Michael Lohse führt die Pelikan-Apotheke im sächsischen Marienberg. Auf der Suche nach einem Approbierten für seine Apotheke musste er tief in die Tasche greifen. Um einen Pharmazeuten aufs Land zu locken, bot er in einer Stellenanzeige nicht nur ein Tarifgehalt an, sondern versprach 70 Prozent draufzulegen. Immerhin hatte er damit Erfolg.
Während Apothekeninhaber potenzielle Bewerber immer öfter mit ausgefallenen Anzeigen in sozialen Medien auf sich aufmerksam machen wollen, ist die Anzeige von Lohse in höchstem Maße schlicht: „Wir suchen zur Verstärkung unseres Teams freundlichen und zuverlässigen Apotheker in Voll- oder Teilzeit“, steht dort. Kontaktdaten. Fertig ist die Anzeige. Doch dazwischen findet sich ein kleiner Einschub, der das wohl entscheidende Argument für Pharmazeuten liefern soll, schon ganz bald in der Pelikan-Apotheke anzufangen: Bezahlung 70 Prozent über Tarif.
„Tja, was soll man machen“, sagt der Apotheker. „Der Markt regelt die Preise. Und hier an der Grenze zu Tschechien ist es extrem schwierig, Approbierte zu finden.“ Bis Dresden sind es 75 Kilometer. Bis zur nächstgrößeren Stadt Chemnitz immerhin noch 30. Aber diese Strecke wolle niemand mehr für ein Standard-Gehalt fahren, weiß der Pharmazeut.

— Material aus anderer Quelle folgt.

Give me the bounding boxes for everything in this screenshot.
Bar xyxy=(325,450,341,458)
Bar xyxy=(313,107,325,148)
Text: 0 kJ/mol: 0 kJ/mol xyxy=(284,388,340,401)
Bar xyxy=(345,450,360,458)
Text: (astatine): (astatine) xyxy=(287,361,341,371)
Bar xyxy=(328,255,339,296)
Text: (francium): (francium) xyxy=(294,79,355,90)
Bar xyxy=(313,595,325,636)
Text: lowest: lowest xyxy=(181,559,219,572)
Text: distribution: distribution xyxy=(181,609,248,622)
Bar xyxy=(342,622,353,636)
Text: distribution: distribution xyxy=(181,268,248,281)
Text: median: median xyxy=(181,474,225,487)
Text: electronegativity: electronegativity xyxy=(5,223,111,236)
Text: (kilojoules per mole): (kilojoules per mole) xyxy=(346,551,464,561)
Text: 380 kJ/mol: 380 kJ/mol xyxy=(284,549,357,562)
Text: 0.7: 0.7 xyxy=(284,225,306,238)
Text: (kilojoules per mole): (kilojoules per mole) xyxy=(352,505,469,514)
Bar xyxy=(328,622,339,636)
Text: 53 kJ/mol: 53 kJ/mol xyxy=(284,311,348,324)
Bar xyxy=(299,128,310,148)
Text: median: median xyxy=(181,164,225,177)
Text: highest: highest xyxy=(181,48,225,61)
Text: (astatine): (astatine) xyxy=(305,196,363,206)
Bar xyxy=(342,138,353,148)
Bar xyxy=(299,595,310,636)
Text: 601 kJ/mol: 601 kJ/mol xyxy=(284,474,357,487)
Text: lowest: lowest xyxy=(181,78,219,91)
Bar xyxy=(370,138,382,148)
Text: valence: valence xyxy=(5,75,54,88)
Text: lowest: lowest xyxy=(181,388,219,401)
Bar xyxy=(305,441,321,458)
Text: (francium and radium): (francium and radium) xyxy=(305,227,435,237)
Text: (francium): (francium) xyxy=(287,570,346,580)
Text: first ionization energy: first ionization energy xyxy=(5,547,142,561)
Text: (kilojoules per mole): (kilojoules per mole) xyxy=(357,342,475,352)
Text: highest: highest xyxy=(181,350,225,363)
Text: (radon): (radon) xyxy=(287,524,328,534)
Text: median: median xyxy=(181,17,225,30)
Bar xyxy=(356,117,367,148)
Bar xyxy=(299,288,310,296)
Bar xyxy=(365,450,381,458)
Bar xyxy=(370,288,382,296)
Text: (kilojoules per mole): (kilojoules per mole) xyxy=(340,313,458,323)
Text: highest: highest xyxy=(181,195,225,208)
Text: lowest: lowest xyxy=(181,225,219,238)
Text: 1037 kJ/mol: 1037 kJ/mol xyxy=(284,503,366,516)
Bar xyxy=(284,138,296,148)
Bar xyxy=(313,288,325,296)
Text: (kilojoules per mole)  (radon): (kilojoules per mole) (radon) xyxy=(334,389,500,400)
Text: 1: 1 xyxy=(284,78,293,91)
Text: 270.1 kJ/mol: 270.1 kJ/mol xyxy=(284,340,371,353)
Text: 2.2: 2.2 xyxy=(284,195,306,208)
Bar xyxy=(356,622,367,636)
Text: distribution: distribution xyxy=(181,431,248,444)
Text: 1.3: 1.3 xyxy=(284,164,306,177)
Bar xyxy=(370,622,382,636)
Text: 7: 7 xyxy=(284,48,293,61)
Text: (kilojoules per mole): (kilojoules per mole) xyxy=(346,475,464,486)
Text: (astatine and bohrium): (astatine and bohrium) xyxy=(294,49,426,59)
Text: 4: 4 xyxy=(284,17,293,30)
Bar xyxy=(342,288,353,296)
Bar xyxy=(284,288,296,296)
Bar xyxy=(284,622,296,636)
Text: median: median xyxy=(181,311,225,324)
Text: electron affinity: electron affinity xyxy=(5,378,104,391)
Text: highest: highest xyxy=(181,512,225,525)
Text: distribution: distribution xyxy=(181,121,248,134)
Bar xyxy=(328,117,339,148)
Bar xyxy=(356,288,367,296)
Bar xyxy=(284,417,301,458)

Vor einigen Monaten hat die einzige angestellte Apothekerin im Team gekündigt. Seitdem war Lohse auf der Suche. Zunächst vergeblich. „Zwar habe ich noch einige Pharmazieingenieure aus den DDR-Zeiten im Team“, sagt er. Wenn sie aber in den nächsten Jahren in Rente gehen, werde sich der Fachkräftemangel im Osten nochmals spürbar verschärfen.

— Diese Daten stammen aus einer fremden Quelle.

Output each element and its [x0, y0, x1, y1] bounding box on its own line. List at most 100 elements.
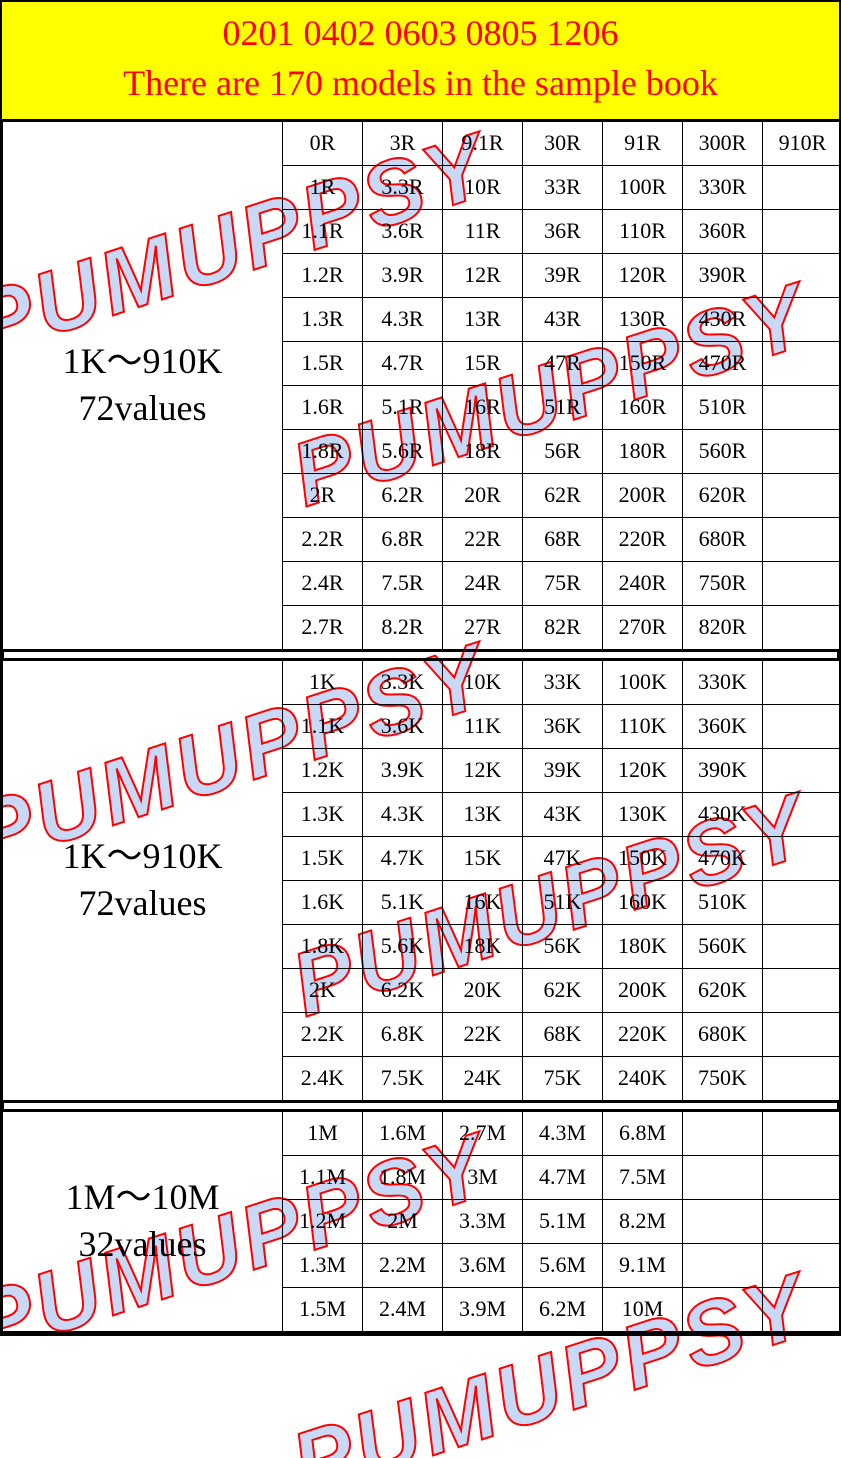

Im März 1994 hat Lohse die Pelikan-Apotheke in Marienberg, einer rund 13.600 Einwohner großen Kreisstadt unweit der tschechischen Grenze, neu gegründet. Inzwischen führt er nach eigenen Angaben ein Team von 14 Mitarbeitern. Außerdem lässt die Pelikan-Apotheke unter dem Markennamen Docpelin eigene OTC-Medikamente herstellen.

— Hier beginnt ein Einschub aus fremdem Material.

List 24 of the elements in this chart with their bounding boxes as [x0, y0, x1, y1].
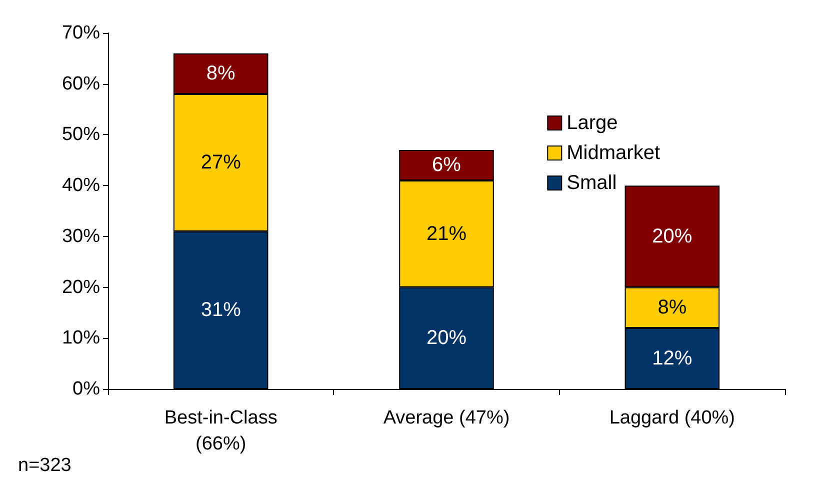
data-label: 27%: [200, 152, 242, 174]
y-tick-label: 70%: [62, 22, 100, 44]
y-tick-label: 40%: [62, 175, 100, 196]
y-tick-label: 0%: [72, 378, 100, 400]
data-label: 6%: [432, 154, 462, 176]
legend-label: Midmarket: [566, 142, 660, 164]
y-tick-label: 20%: [62, 276, 100, 298]
x-tick-label: Average (47%): [383, 408, 510, 428]
data-label: 12%: [652, 347, 692, 370]
y-tick-label: 50%: [62, 124, 100, 146]
data-label: 8%: [206, 62, 236, 85]
x-tick-label: Laggard (40%): [609, 408, 736, 428]
data-label: 21%: [426, 222, 467, 245]
data-label: 31%: [200, 299, 242, 322]
y-tick-label: 30%: [62, 226, 100, 247]
y-tick-label: 60%: [62, 73, 100, 94]
data-label: 20%: [426, 327, 467, 350]
data-label: 20%: [652, 225, 692, 248]
legend-label: Small: [566, 172, 617, 194]
legend-label: Large: [566, 112, 618, 134]
data-label: 8%: [658, 296, 687, 319]
x-tick-label: Best-in-Class (66%): [164, 408, 278, 454]
text: n=323: [18, 455, 72, 476]
y-tick-label: 10%: [62, 328, 100, 349]
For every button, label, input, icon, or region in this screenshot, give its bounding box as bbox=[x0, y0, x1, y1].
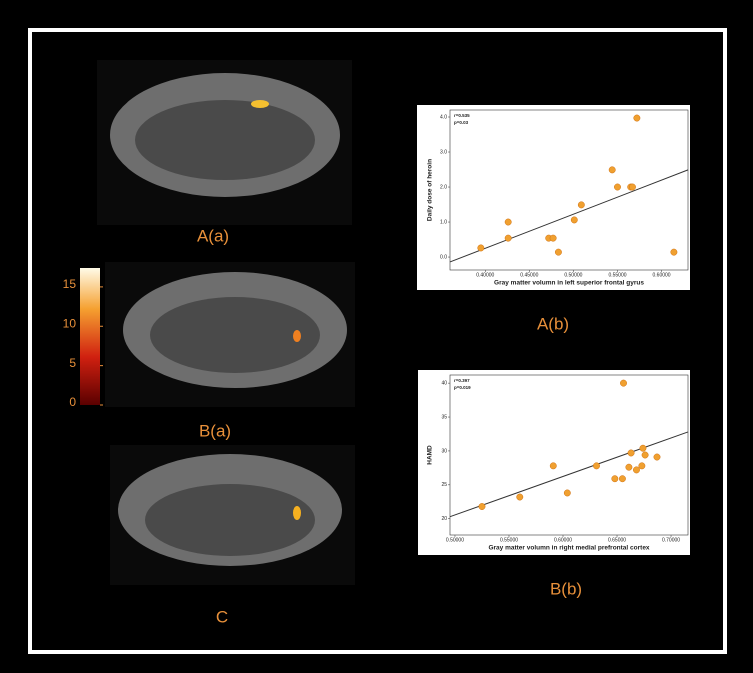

Doch auch für eine erfolgreiche Apotheke hat es sich als schwierig erwiesen, Fachkräfte zu finden. Eine erste Anzeige – noch ohne das Hammer-Angebot – habe nichts gebracht. „Es hat sich einfach keiner gemeldet“, berichtet Lohse. Der Apotheker hat allerdings durchaus Verständnis für diejenigen Kollegen, die weder in einer kleinen grenznahen Stadt leben noch längere Strecken für ein durchschnittliches Gehalt fahren wollen. „Wenn man auch noch berücksichtigt, dass man als Apotheker auch Samstag arbeiten und Notdienste leisten muss, ist der Tariflohn im Gehaltstarifvertrag nun wirklich nicht hoch“, meint er.
Deshalb habe er den Entschluss gefasst, einen satten Aufschlag von 70 Prozent auf den Tariflohn anzubieten. Dabei gilt der Gehaltstarifvertrag in Sachsen gar nicht. Ein Approbierter mit zwei bis fünf Jahren Berufserfahrung würde mit dem Aufschlag statt 3469 Euro monatlich stolze 5897 Euro bekommen. Doch eine solche Lösung stellt nicht für jede Apotheke den Ausweg aus der Fachkräftemisere dar. „Das ging natürlich nur, weil ich keine Filialapotheken habe und keine weiteren Approbierten beschäftige“, sagt Lohse. Denn sonst hätte er entweder allen approbierten Mitarbeitern das hohe Gehalt anbieten oder mit unzufriedenen Angestellten leben müssen.
Seine Strategie ging auf. Schon zwei Wochen nach Erscheinen der Anzeige konnte sich Lohse über einen neuen Mitarbeiter freuen. Noch muss der Apothekeninhaber sich etwas gedulden. Denn sein Mitarbeiter ist noch in einer anderen Apotheke angestellt. Doch in einigen Wochen wird er hinter dem HV-Tisch der Marienberger Pelikan-Apotheke stehen.